System testing should investigate end-to-end behaviour of both functional and non-functional aspects of the system. An end-to-end test may include all of the steps in a typical transaction, from logging on, accessing data, placing an order, etc. through to logging off and checking order status in a database. Typ­ical non-functional tests include performance, security and reliability.

Acceptance testing

Acceptance testing - Formal testing with respect to user needs, requirements, and business processes conducted to determine whether or not a system satisfies the acceptance criteria and to enable the user, customers or other authorized entity to determine whether or not to accept the system.

Acceptance tests typically produce information to assess the system's readiness for release or deployment to end-users or custom­ers. Although defects are found at this level, that is not the main aim of acceptance testing. The focus is on validation, the use of the system for real, and how suitable the system is to be put into production or actual use by its intended users. Regulatory and legal requirements and conformance to standards may also be checked in acceptance testing, although they should also have been addressed in an earlier level of testing so that the acceptance test is confirming compliance with the standards.

Acceptance testing: objectives

• establishing confidence in the quality of the system as a whole

• validating that the system is complete and will work as expected

• verifying that functional and non-functional behaviors of the system are as specified.

Different forms of acceptance testing

• User acceptance testing (UAT) - Acceptance testing conducted in a real or simulated operational environment by intended users focusing on their needs, requirements and business processes.

• Operational acceptance testing (OAT) - (production acceptance testing) Operational testing in the acceptance test phase, typically performed in a (simulated) operational environment by operations and/or systems administration staff focusing on operational aspects, for example recoverability, resource-behavior, installability and technical compliance.

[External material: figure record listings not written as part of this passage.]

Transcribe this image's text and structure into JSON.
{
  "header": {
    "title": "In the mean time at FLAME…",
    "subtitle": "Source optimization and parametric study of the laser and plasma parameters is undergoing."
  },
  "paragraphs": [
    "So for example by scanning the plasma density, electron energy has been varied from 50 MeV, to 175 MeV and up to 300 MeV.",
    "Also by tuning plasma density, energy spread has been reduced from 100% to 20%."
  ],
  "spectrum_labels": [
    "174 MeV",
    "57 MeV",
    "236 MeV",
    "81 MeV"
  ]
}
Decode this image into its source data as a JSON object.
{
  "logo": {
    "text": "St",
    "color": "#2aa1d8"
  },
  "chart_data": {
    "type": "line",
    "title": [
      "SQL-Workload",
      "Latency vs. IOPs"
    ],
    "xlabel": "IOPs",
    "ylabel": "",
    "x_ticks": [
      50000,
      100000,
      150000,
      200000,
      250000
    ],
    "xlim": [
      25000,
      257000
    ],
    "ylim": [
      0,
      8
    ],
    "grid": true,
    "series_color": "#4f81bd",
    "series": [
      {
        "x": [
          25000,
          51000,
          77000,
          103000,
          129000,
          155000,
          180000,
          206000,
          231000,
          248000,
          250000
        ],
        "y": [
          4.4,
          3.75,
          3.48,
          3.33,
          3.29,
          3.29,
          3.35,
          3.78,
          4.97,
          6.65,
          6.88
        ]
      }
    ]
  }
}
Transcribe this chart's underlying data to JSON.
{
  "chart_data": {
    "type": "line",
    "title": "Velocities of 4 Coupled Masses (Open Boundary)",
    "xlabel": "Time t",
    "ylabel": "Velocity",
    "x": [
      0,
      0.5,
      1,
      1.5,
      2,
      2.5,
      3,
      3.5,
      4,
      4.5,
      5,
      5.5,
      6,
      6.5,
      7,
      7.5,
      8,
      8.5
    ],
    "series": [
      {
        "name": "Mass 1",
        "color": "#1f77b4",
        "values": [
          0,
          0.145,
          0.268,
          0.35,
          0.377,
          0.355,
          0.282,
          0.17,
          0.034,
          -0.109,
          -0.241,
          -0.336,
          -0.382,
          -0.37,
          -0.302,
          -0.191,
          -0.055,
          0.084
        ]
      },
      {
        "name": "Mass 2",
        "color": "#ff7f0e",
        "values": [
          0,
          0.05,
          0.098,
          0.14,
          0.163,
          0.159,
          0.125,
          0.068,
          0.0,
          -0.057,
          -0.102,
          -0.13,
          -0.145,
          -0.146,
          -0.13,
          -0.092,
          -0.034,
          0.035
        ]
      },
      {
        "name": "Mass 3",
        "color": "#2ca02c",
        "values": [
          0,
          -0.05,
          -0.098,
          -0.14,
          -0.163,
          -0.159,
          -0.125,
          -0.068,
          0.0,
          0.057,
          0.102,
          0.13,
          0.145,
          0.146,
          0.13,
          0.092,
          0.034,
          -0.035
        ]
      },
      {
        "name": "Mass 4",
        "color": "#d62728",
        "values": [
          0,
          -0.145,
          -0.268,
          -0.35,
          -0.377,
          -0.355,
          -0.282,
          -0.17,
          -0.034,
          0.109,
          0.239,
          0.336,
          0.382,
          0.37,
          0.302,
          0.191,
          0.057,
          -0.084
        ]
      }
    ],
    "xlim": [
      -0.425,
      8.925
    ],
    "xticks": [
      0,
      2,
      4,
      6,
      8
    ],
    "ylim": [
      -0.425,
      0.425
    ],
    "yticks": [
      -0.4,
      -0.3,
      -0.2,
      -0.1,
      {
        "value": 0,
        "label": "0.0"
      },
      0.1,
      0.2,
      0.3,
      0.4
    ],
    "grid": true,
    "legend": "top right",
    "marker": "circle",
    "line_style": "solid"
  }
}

• Contractual acceptance testing - Acceptance testing conducted to verify whether a system satisfies its contractual requirements.

• Regulatory acceptance testing - Acceptance testing conducted to verify whether a system conforms to relevant laws, policies and regulations.

Acceptance testing: specific approaches and responsibilities

The goal of acceptance testing is to establish confidence in the system, part of the system, or specific non-functional characteristics, for example usability of the system. Acceptance testing is most often focused on a validation type of testing, where we are trying to determine whether the system is fit for purpose. Finding defects should not be the main focus of acceptance testing.